Erasmus of Rotterdam is included in a
section of writings from the Reformation period. Among those represented
in the 1600-1900 section that follows are George Fox, William Penn,
John Woolman, William Lloyd Garrison, Frederick Douglass, Sojourner
Truth, Lucretia Mott, Jane Addams and Leo Tolstoy.The book’s
twentieth-century authors include Martin Luther King, Thomas Merton,
Pope John XXIII, Oscar Romero, Stanley Hauerwas, John Howard Yoder,
Dorothy Day, A.J. Muste and André Trocmé. The anthology concludes with
twelve entries written in the past eleven years…
Some of My Best Friends Are Black: The Strange Story of Integration in America Tanner Colby (Penguin) $16.00 This is not about the Jim Crow years, the civil rights struggle or the brave movement of those who followed King’s activism. Rather, it is what race relations were like in more recent years — with institutionalized racism prevalent and de facto segregation common in many place, but all the kids learning about the “I Have a Dream” speech in school. We a just love the diversity vision, but how many are actually experiencing it? It promised in the promo literature to be written with “boundless curiousity and a biting sense of humor.” Since the author had written books on both John Belusi and Chris Farley, I expected it to be interesting and a bit funny. It wasn’t really funny, but, still — what a book!
This just came out in paperback and it tells an amazing story of a white guy who realized that he had no black friends. Raised in the white flight world of Alabama in the 70s, he realized he wanted to do something about his insular background.

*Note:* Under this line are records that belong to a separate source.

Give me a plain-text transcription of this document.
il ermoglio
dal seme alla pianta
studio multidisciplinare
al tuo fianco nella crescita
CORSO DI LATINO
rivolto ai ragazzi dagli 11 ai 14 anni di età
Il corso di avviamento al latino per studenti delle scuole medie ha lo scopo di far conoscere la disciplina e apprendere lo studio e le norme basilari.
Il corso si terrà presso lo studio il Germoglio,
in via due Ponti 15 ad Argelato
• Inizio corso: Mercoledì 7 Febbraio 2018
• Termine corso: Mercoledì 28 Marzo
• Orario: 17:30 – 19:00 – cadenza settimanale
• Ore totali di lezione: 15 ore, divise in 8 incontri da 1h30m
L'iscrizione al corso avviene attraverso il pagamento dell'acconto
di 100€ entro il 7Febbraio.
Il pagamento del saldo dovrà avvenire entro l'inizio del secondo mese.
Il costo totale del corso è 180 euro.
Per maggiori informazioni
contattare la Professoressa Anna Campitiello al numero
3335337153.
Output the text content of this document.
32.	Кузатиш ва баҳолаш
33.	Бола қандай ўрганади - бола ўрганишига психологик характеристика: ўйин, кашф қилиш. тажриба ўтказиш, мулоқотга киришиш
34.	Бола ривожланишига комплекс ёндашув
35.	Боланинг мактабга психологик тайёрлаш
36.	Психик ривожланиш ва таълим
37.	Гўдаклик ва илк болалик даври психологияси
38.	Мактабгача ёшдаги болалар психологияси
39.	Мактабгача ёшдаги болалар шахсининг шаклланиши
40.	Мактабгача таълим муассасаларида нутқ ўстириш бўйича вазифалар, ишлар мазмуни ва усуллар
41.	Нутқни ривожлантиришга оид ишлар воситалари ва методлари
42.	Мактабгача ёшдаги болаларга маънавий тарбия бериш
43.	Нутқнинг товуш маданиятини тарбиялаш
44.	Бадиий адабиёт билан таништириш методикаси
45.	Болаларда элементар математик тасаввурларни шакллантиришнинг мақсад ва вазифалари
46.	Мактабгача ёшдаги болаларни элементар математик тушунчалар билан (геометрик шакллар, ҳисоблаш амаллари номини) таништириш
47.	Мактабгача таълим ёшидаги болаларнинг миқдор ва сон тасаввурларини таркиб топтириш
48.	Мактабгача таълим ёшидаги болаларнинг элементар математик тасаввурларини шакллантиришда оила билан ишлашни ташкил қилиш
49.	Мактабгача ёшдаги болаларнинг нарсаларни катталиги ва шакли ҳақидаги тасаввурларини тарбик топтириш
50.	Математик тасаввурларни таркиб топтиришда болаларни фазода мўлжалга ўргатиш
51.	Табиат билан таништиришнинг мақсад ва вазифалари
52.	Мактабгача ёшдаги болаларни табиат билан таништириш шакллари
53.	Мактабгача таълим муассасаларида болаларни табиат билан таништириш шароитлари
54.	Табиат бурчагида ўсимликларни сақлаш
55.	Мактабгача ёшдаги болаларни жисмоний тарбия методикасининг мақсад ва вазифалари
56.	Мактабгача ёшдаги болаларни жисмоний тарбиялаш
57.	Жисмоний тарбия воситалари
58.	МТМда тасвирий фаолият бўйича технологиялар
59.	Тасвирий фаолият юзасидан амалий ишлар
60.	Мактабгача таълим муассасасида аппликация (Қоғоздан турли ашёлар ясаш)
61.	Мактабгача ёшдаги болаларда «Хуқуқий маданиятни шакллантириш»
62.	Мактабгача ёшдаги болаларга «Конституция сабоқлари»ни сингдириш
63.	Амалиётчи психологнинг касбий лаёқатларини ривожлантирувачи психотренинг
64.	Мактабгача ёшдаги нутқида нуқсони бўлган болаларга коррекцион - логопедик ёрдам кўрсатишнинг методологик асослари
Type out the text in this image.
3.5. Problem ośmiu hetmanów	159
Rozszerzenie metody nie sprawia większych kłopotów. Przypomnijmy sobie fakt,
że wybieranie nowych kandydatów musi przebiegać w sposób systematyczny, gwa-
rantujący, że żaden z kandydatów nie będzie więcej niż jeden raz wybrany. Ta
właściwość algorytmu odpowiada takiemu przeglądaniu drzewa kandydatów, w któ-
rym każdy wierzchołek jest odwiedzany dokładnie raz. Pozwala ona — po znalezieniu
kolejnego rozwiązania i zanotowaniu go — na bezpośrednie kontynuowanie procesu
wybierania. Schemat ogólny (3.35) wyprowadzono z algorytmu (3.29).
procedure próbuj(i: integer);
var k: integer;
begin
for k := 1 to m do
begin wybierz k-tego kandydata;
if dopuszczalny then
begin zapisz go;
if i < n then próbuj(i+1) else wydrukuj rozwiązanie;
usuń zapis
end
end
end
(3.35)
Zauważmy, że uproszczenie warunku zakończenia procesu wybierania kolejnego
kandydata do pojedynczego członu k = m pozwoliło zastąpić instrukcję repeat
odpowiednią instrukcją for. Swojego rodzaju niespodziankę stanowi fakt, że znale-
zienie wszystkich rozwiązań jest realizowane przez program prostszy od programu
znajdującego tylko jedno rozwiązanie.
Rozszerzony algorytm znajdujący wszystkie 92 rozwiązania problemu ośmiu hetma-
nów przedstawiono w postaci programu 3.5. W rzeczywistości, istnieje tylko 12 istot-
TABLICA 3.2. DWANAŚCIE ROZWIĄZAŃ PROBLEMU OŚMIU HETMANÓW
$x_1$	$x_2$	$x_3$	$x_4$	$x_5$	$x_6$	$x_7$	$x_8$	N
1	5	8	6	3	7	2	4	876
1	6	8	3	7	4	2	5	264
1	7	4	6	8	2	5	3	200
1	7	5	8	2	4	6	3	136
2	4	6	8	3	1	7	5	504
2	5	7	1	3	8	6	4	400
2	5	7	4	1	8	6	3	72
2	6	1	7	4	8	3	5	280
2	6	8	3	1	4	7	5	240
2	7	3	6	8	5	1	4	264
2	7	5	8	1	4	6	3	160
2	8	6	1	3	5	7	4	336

This book not only tells the general story of Colby learning about racial matters in the US, but describes in detail the situation of suburban Birmingham schools, his move to Kansas City and learning of the racist housing policies in that troubled town, the impact of “affirmative action” type protocols in the advertising world of Madison Avenue professionals, and the dramatic story of the efforts of a Catholic Church in a parish in Louisiana. This memoir really explores some unexpected aspects of our culture — both black and white. Many serious reviewers have commended this for being thoughtful and insightful.
Timothy Nafuali says,
In weaving together the personal narratives (including his own) of the Children of White Flight and the Children of the Dream, Tanner Colby has crafted a powerful piece of social commentary and contemporary history. Hugely readable, quirky, and incredibly smart, Some of My Best Friends Are Black present four unforgettable smaller stories to tell the big story of race in today’s America.